Il y a quelques mois encore, l’hydrogène était présenté comme le remède miracle du moment. La victoire électorale de Joe Biden aux États-Unis et sa promesse d’une politique énergétique durable ont suscité un véritable engouement autour de lui. Les entreprises ont surenchéri en annonçant la manière dont il serait utilisé, et les actions se sont envolées.
L’hydrogène représente-t-il vraiment l’alternative idéale face au changement climatique? Si c’était le cas, les voitures pourraient à nouveau rouler sans craindre de perdre de leur autonomie et le rêve d’un vol propre deviendrait soudainement réalité. L’hydrogène pourrait aussi permettre de stocker l’énergie solaire et éolienne, de chauffer les bâtiments et de libérer les industries de leur dépendance aux combustibles fossiles. Face aux multiples possibilités évoquées, pas étonnant que ceux qui sont favorables à la protection du climat aient commencé à s’extasier devant ses propriétés, que l’on voulait presque magiques.
Trop beau pour être vrai
Pourtant, avec le temps, le battage médiatique en faveur de l’hydrogène s’est atténué, car il ne serait pas la panacée. Telle est la conclusion d’une étude d’experts publiée dans la revue "Nature Climate Change, à laquelle des chercheurs suisses ont contribué. «Ces carburants incarnent une fausse promesse et ne représentent pas la solution climatique universelle.
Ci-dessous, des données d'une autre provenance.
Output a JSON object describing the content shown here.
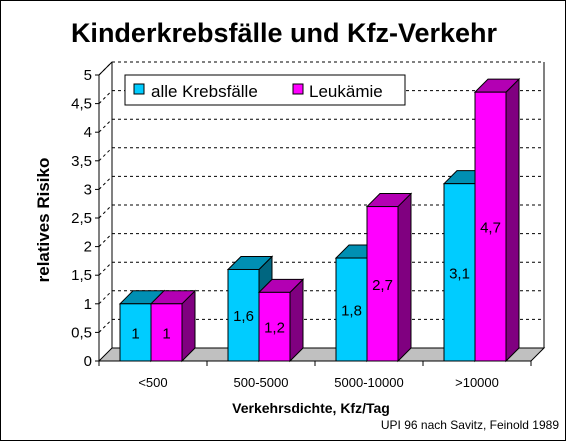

Bien qu’ils soient très polyvalents, on ne peut pas s’attendre à ce qu’ils remplacent les combustibles fossiles à large échelle.»
Constatation similaire en Allemagne, où le Conseil d’experts pour les questions environnementales (Sachverständigenrat für Umweltfragen) a également douché les espoirs de voir l’hydrogène être utilisé à grande échelle. Il pourrait toutefois être un élément important afin d’atteindre la neutralité climatique, mais seulement dans les secteurs où «il n’existe pas d’options plus efficaces».
Où l’hydrogène a-t-il un sens et où n’en a-t-il pas?
«En Suisse, son potentiel le plus important se trouve dans les vols long-courriers», a expliqué Christian Bauer, coauteur de l’étude, à l’agence de presse Keystone. Il n’y a là pratiquement pas d’alternatives aux carburants sans CO2. Au niveau international, il est judicieux d’utiliser ce combustible dans les industries à forte consommation d’énergie, telles que l’acier et la chimie.
Pour le chauffage des bâtiments, en revanche, l’hydrogène et les carburants qui en sont issus sont trop inefficaces et trop chers. Dans ce cas, il est plus prometteur de s’appuyer sur les pompes à chaleur. Les chercheurs remettent également en question le battage médiatique fait autour des voitures à hydrogène. Les véhicules alimentés grâce à l’électricité renouvelable seraient plus efficients. Certains constructeurs qui ont misé sur les voitures à hydrogène risquent de ne pas apprécier. Cela dit, ce n’est pas pour rien qu’une entreprise internationale comme Toyota a décidé de changer de stratégie, passant des voitures à hydrogène à celles électriques.
Coûteux, pas efficace, et trop tard
Quel est le problème de l’hydrogène? Même en utilisant uniquement de l’énergie renouvelable pour le produire, le bilan climatique reste modeste. Et si l’hydrogène est exclusivement produit de manière propre (sans engendrer de CO2), son prix est très élevé. Les coûts pourraient être réduits d’ici à 2050, mais, dans de nombreuses régions, il sera déjà trop tard pour lutter contre le changement climatique.
Autre problème: la plupart des pays européens ne sont pas en mesure de produire eux-mêmes suffisamment d’hydrogène à grande ampleur. En outre, les infrastructures présentes dans d’autres domaines – comme l’e-mobilité – sont déjà bien développées. L’hydrogène n’est donc pas un remède miracle, mais peut certainement jouer un rôle important dans la lutte contre le changement climatique.